The New York Times said of Santorum's announcement speech: "At times, his unwillingness to emphasize the issues that worked for him in 2012—opposition to abortion and same-sex marriage—and his decision to criticize his own party for being obsessed with cutting taxes for the rich have made him seem the boldest candidate in the race."
On the other hand, Santorum decried the Supreme Court's June 2015 decision making gay marriage legal across the United States. "[A] 5-4 decision is going to try to affect the basic foundation of America, and frankly, now, with America leading the way, potentially disrupting the foundation of the world," he opined shortly after the ruling was made.

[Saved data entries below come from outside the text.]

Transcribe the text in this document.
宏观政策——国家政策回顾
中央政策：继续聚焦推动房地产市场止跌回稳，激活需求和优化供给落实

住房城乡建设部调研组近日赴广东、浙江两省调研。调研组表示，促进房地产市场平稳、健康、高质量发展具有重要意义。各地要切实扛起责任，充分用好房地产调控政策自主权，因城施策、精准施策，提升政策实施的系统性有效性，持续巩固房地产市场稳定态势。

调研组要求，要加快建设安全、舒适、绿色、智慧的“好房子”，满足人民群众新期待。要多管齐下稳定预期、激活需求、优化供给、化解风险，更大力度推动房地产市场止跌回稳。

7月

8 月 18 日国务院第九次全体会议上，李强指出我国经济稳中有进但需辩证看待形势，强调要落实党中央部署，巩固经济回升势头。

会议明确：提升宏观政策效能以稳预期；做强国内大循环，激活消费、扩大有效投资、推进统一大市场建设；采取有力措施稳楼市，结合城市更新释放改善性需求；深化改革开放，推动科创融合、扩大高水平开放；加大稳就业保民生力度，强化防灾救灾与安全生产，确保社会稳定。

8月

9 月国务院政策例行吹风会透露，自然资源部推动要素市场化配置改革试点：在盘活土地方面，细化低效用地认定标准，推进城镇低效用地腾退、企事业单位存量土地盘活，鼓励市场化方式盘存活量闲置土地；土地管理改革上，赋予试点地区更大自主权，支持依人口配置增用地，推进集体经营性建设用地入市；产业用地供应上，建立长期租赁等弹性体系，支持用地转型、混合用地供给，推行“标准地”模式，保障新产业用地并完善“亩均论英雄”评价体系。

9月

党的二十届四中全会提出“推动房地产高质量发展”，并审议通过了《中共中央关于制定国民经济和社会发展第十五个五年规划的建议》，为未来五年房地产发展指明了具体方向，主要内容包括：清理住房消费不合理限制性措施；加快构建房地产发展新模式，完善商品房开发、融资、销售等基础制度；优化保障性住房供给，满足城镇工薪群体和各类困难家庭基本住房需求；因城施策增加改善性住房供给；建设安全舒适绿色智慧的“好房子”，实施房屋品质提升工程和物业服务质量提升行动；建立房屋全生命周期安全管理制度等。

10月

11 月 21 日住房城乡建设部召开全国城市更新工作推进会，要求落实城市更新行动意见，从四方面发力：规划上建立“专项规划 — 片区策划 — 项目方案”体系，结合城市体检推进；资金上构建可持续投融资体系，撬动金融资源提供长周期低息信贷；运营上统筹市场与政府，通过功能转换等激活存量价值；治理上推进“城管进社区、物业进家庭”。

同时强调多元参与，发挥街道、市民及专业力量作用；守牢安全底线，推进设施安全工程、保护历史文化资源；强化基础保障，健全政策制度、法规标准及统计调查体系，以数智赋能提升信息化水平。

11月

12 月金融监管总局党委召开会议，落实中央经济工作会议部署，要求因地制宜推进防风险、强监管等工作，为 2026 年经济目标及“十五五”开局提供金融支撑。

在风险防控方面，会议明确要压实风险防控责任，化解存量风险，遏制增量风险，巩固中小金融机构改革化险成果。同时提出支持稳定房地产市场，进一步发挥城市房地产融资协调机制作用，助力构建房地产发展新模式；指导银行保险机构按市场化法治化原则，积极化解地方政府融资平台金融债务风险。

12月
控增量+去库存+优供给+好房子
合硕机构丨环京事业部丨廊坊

Santorum has also taken stringently hawkish positions on foreign policy. He has called for 10,000 U.S. ground troops to be deployed to fight ISIS and rejected the "tripe from the left that it's our fault that ISIS exists." He has instead posited that ISIS goes "back to the thousand-year history of Muslim expansionism."
Santorum was strongly critical of the Obama administration's nuclear negotiations with Iran that successfully concluded with an agreement in July 2015. In April 2015, he wildly claimed that Iran cares about "bringing about the end of times so it can conquer the world." He further posited that a nuclear deal with Iran would allow the country "to move forward, and to do even more dangerous things." In March 2015, Santorum said that if he were still a senator, he would have signed the controversial letter authored by hawkish Sen. Tom Cotton (R-AR), a protégé of neoconservative pundit William Kristol, and signed by 47 Senators to Iran's leaders that many experts argued was aimed at scuttling negotiations.
After the nuclear deal was reached, Santorum claimed that "this is the greatest betrayal of American national security in our history." He also declared that the deal is "not worth the paper it's printed on" and accused lawmakers of suffering from "Stockholm syndrome" for not opposing the Obama administration's diplomatic efforts with Iran. "They are so afraid to fight. They have now decided that the only way to survive is to go along with him," he posited at the National Security Action Summit in New Hampshire shortly after the deal was announced.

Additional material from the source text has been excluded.